Les gardes, incrédules, haussent les épaules. Mais le lendemain, le 12 octobre 1951, à 15 heures exactement, Simon Kimbangu s’éteint, comme il l’avait prédit.
Les miracles et l’héritage
Selon les sources kimbangistes, les miracles de Kimbangu dépassent l’entendement. Il a ressuscité des morts en invoquant simplement le nom de Dieu, comme cette jeune fille de 15 ans, Dina, qui se releva instantanément.
Certaines sources parlent de plus de 144 résurrections ! On raconte même qu’il se dédoublait, apparaissant dans plusieurs endroits à la fois.
À Boma, trois hommes identiques à Kimbangu, portant les mêmes vêtements, auraient été vus prêchant et accomplissant des miracles… alors qu’il était en prison à Lubumbashi.
Dans la région du Grand Équateur, neuf Kimbangu auraient été arrêtés pour des miracles similaires.
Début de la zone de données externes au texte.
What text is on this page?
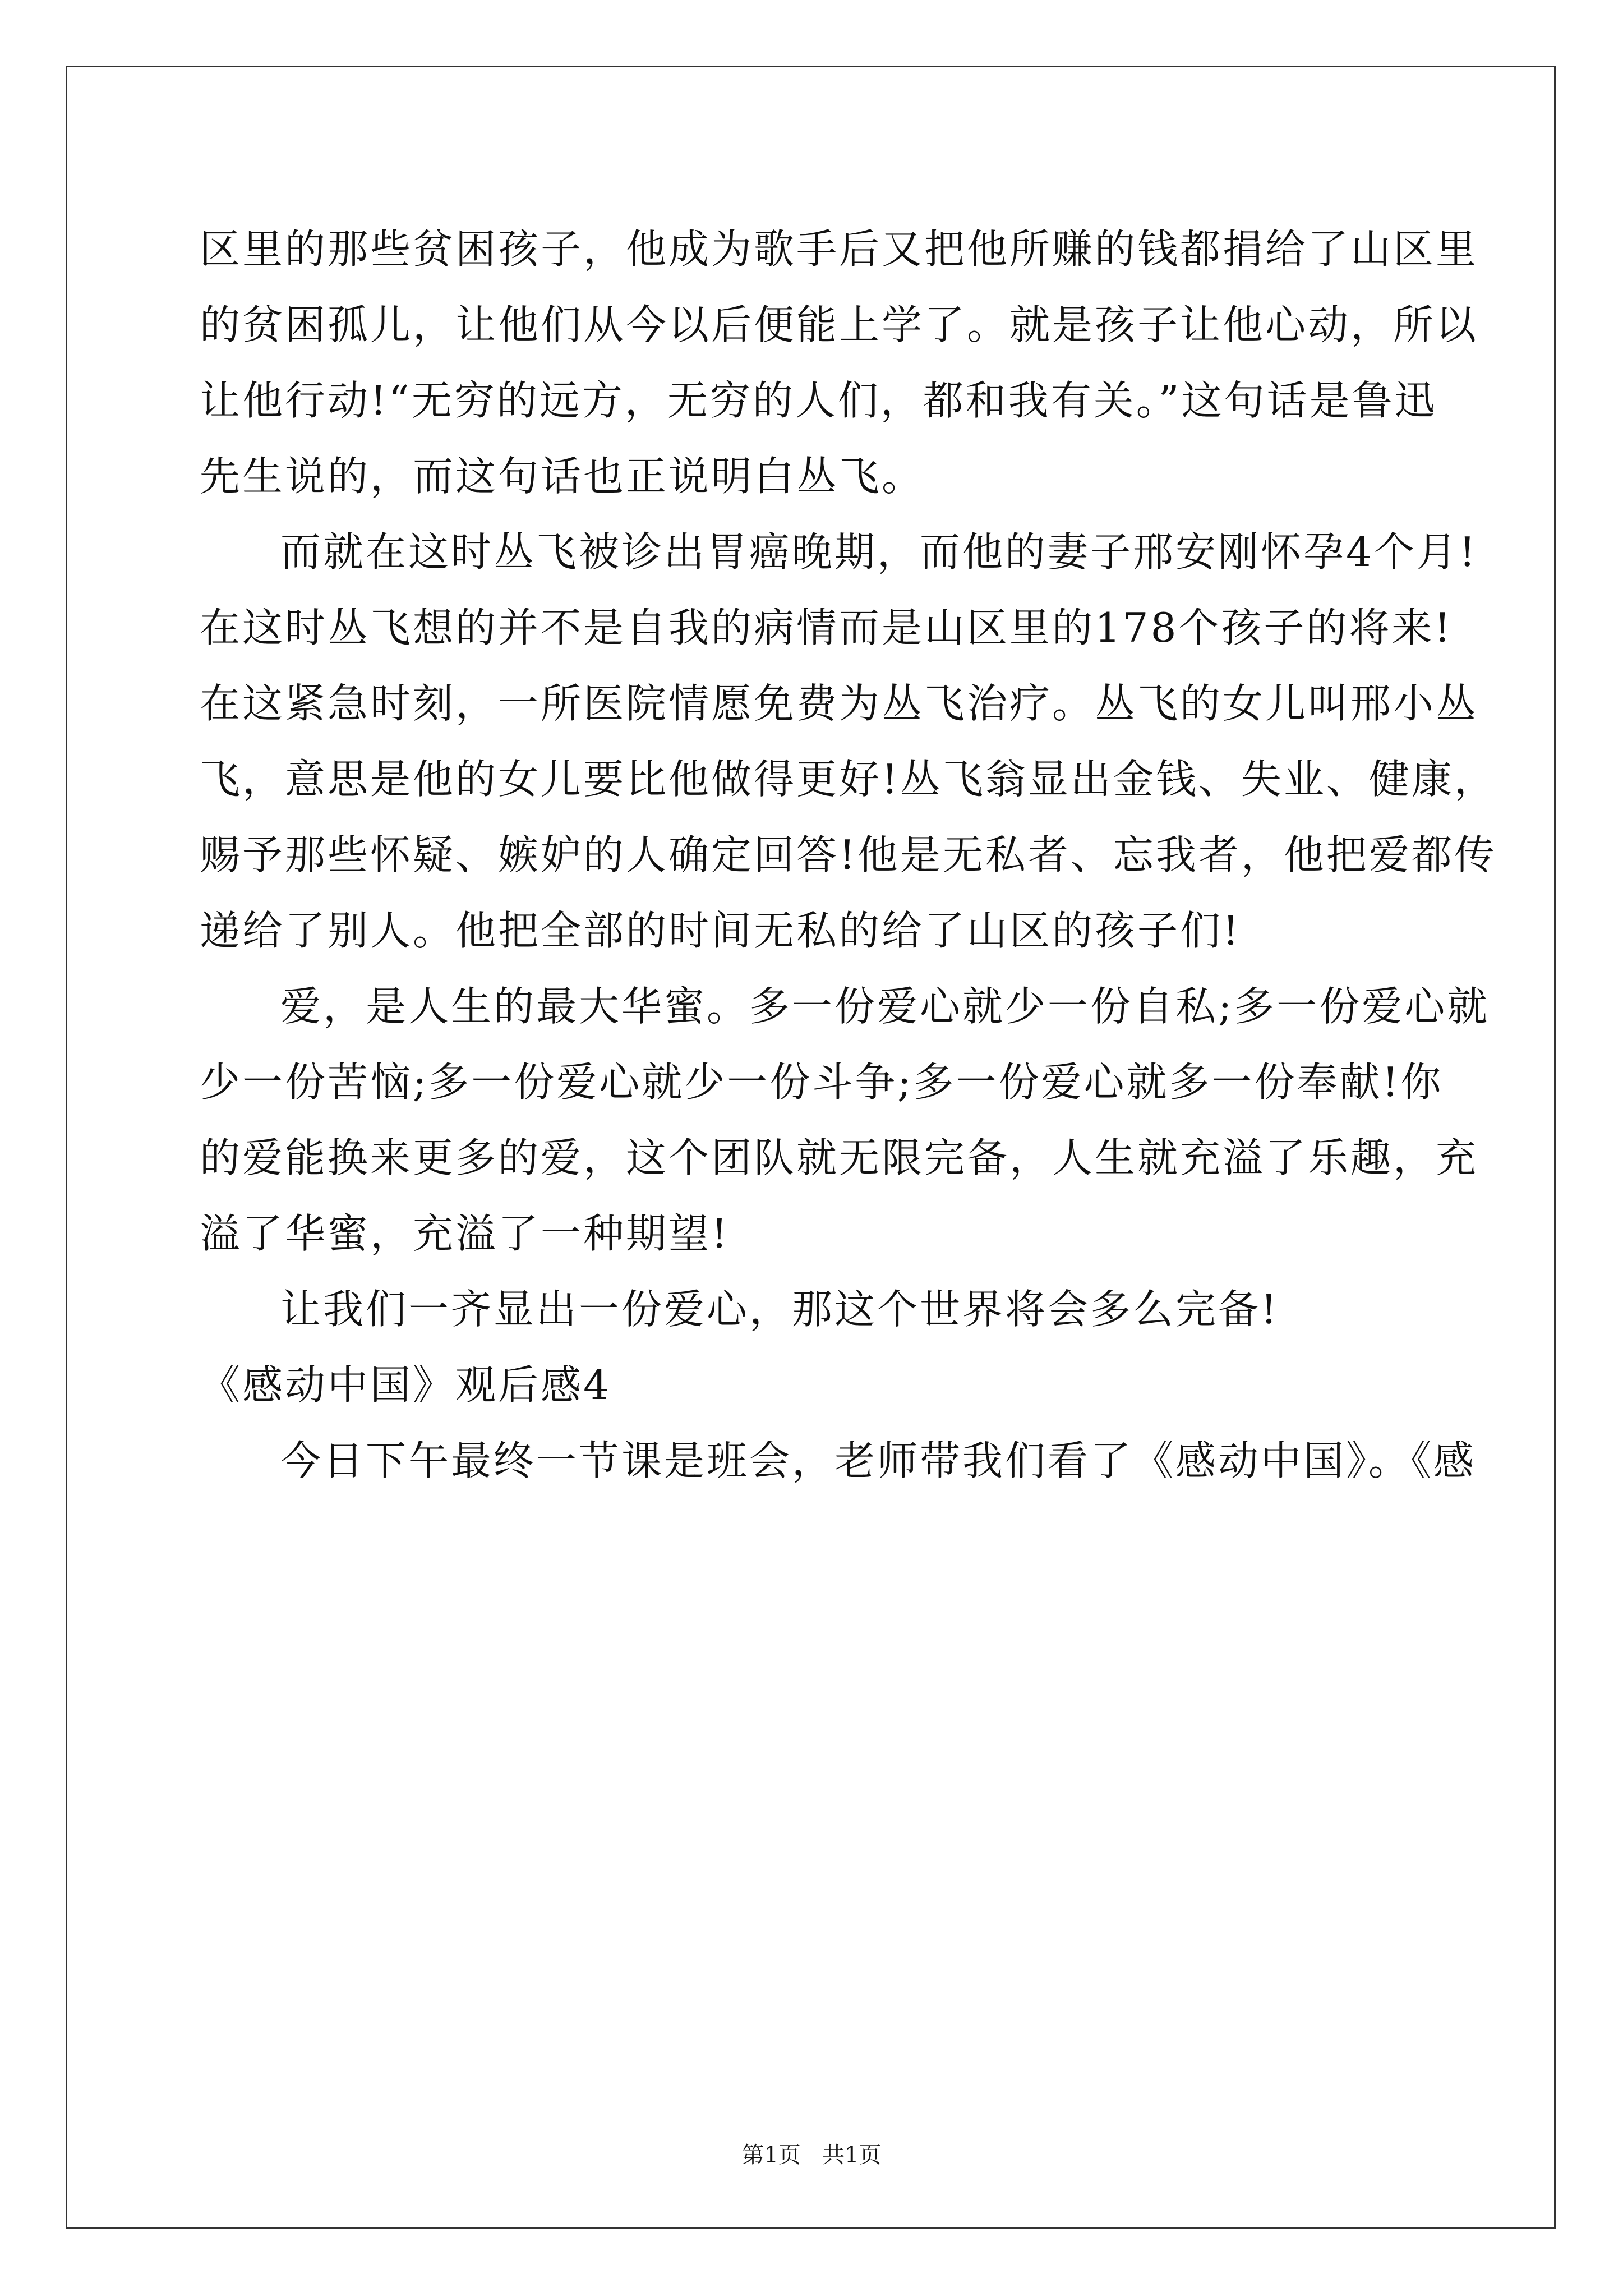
区里的那些贫困孩子，他成为歌手后又把他所赚的钱都捐给了山区里
的贫困孤儿，让他们从今以后便能上学了。就是孩子让他心动，所以
让他行动!“无穷的远方，无穷的人们，都和我有关。”这句话是鲁迅
先生说的，而这句话也正说明白丛飞。
而就在这时丛飞被诊出胃癌晚期，而他的妻子邢安刚怀孕4个月!
在这时丛飞想的并不是自我的病情而是山区里的178个孩子的将来!
在这紧急时刻，一所医院情愿免费为丛飞治疗。丛飞的女儿叫邢小丛
飞，意思是他的女儿要比他做得更好!丛飞翁显出金钱、失业、健康，
赐予那些怀疑、嫉妒的人确定回答!他是无私者、忘我者，他把爱都传
递给了别人。他把全部的时间无私的给了山区的孩子们!
爱，是人生的最大华蜜。多一份爱心就少一份自私;多一份爱心就
少一份苦恼;多一份爱心就少一份斗争;多一份爱心就多一份奉献!你
的爱能换来更多的爱，这个团队就无限完备，人生就充溢了乐趣，充
溢了华蜜，充溢了一种期望!
让我们一齐显出一份爱心，那这个世界将会多么完备!
《感动中国》观后感4
今日下午最终一节课是班会，老师带我们看了《感动中国》。《感
第1页   共1页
Emprisonnés dans une seule cellule, ils se seraient mystérieusement réduits à un seul homme le lendemain matin.
Et que dire de cette apparition à Kinshasa, le 12 octobre 1951, Alors que la communauté belge festoyait dans un hôtel à Rigini, Kimbangu leur serait apparu, semant la panique. Mais Kimbangu, ce n’était pas seulement des miracles. Il prêchait la libération de l’homme noir, affirmant haut et fort que Noirs et Blancs étaient égaux.
Dans une colonie où de telles paroles étaient considérées comme subversives, il parlait avec une éloquence rare, maîtrisant le kikongo avec une puissance qui touchait les cœurs. Il était un prophète, un libérateur, un symbole.
Près d’un siècle plus tard, en juillet 2011, la Haute Cour militaire de Kinshasa annule la condamnation de 1921, reconnaissant que le procès de Kimbangu violait les droits humains et reposait sur des accusations infondées.
Mais ce n’est qu’en 2019 que son pays lui rend pleinement hommage. Le président Félix Tshisekedi consacre le 6 avril comme jour férié pour célébrer Simon Kimbangu, héros national et figure de la conscience africaine.